Sur le droit des étrangers  : Chapitre 5 section 2  du manuel de libertés publiques sur internet

1 commentaire:

  1. Votre analyse de cette dernière jurisprudence de la CEDH est aussi concise qu'explicite Elle met en lumière trois des principales caractéristiques du droit et et de son interprétation par le juge

    1. Comme tous les praticiens le savent, le droit n'est pas une science exacte, relevant plus de la science humaine avec tout ce qu'elle comporte de dimension subjective.

    2. Confronté à un problème d'interprétation du droit sur un sujet sensible politiquement, le juge peut, en fonction des circonstances, soit contourner purement et simplement l'obstacle, soit rester dans le flou ou dans l'impressionnisme (qui n'a rien à voir avec l'école de peinture du même nom).

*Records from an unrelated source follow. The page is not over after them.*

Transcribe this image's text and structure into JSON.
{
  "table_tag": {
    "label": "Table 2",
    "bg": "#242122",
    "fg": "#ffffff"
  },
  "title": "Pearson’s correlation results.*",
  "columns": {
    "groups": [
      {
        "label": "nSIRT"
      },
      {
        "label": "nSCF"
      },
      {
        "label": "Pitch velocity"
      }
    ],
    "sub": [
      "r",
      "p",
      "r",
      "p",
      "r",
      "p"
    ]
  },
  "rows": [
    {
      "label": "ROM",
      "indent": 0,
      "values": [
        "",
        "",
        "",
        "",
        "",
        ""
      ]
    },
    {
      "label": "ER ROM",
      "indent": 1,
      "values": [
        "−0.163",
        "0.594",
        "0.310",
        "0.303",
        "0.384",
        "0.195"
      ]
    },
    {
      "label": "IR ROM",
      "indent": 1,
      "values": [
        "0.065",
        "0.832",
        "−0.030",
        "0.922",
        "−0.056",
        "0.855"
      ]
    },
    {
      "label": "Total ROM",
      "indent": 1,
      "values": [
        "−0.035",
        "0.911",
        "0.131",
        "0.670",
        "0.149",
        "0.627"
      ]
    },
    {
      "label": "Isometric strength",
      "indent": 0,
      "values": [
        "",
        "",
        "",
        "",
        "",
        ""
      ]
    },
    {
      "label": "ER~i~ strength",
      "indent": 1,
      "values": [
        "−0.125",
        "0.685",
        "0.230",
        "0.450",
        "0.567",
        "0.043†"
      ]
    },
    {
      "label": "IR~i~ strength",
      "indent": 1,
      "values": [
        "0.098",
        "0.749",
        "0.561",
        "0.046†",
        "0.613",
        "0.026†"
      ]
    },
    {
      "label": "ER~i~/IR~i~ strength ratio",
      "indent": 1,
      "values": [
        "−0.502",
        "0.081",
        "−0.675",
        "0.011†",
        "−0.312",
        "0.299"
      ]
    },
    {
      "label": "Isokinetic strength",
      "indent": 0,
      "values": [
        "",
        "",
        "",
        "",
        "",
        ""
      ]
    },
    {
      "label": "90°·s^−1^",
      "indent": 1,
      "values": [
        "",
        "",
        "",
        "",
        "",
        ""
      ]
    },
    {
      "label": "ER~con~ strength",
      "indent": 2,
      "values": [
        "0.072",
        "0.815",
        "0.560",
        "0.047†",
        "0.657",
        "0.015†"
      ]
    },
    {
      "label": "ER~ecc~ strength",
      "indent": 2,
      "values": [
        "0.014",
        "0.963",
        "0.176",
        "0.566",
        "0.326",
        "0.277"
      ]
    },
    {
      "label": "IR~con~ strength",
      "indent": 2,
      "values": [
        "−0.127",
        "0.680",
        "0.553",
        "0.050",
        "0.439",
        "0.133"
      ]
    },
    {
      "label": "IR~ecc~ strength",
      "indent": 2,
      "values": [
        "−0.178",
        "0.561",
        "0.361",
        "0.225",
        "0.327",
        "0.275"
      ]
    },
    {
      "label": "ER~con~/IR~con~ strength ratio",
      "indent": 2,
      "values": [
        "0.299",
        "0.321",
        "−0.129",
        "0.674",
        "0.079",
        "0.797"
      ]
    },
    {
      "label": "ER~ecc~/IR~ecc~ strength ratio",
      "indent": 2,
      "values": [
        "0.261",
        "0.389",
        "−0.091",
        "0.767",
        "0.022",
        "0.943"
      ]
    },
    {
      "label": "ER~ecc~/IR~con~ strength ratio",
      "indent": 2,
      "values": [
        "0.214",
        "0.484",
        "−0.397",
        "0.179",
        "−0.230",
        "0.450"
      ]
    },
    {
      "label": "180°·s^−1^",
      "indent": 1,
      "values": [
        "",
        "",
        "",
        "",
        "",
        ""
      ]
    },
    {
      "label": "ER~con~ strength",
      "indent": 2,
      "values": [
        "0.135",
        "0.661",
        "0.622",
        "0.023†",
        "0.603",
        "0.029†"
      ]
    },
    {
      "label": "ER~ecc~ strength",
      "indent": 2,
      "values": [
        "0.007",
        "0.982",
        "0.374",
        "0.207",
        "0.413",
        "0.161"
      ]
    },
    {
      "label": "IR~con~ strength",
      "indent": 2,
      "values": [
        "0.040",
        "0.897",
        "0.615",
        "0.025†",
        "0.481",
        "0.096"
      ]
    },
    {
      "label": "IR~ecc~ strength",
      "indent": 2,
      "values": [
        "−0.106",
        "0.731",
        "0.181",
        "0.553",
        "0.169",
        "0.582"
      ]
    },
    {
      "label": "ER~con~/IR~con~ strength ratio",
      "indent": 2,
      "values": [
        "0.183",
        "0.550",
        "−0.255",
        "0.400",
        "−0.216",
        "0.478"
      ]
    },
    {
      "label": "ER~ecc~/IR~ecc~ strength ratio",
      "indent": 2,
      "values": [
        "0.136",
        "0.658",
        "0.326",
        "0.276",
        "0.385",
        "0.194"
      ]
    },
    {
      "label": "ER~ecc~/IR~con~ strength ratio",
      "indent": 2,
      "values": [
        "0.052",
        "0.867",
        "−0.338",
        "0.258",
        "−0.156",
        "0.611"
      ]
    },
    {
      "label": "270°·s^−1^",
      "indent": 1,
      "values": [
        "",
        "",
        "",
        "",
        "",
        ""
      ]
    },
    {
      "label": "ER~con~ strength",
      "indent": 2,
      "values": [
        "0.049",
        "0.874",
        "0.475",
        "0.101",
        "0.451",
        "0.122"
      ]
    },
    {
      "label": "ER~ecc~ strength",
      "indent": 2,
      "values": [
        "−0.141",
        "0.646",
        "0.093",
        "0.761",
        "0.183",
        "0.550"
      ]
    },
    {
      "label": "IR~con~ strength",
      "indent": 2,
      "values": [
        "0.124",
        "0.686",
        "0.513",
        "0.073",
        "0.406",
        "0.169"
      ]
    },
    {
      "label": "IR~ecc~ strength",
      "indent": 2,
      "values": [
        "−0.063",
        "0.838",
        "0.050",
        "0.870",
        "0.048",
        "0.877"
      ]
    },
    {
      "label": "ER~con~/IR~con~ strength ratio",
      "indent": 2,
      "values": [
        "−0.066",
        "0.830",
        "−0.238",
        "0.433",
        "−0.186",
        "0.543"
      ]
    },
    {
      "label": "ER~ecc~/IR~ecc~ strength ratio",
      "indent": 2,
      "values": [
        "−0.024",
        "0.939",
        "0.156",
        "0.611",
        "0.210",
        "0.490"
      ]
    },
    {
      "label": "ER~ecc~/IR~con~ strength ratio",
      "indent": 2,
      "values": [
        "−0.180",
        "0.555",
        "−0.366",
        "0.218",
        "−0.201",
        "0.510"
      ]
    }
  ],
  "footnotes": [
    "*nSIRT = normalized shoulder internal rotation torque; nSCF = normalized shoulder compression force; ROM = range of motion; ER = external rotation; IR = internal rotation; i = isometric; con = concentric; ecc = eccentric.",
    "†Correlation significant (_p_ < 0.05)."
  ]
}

Ce n'est pas très courageux mais cela permet de sauver les apparences !

    3. En dernière analyse, quoi qu'on en dise, toute décision d'une juridiction est un savant cocktail de principe général et d'opportunité. En fonction du lieu et du temps, la part de l'un est plus importante que celle de l'autre et vice et versa. Dans le cas d'espèce, y compris le juge européen de Strasbourg n'échappe pas à la règle qui s'applique bien évidemment à la Justice française (administrative et judiciaire).

    "La chose la plus utile à propos d'un principe, c'est qu'on peut toujours le sacrifier à une opportunité (Somerset Maugham).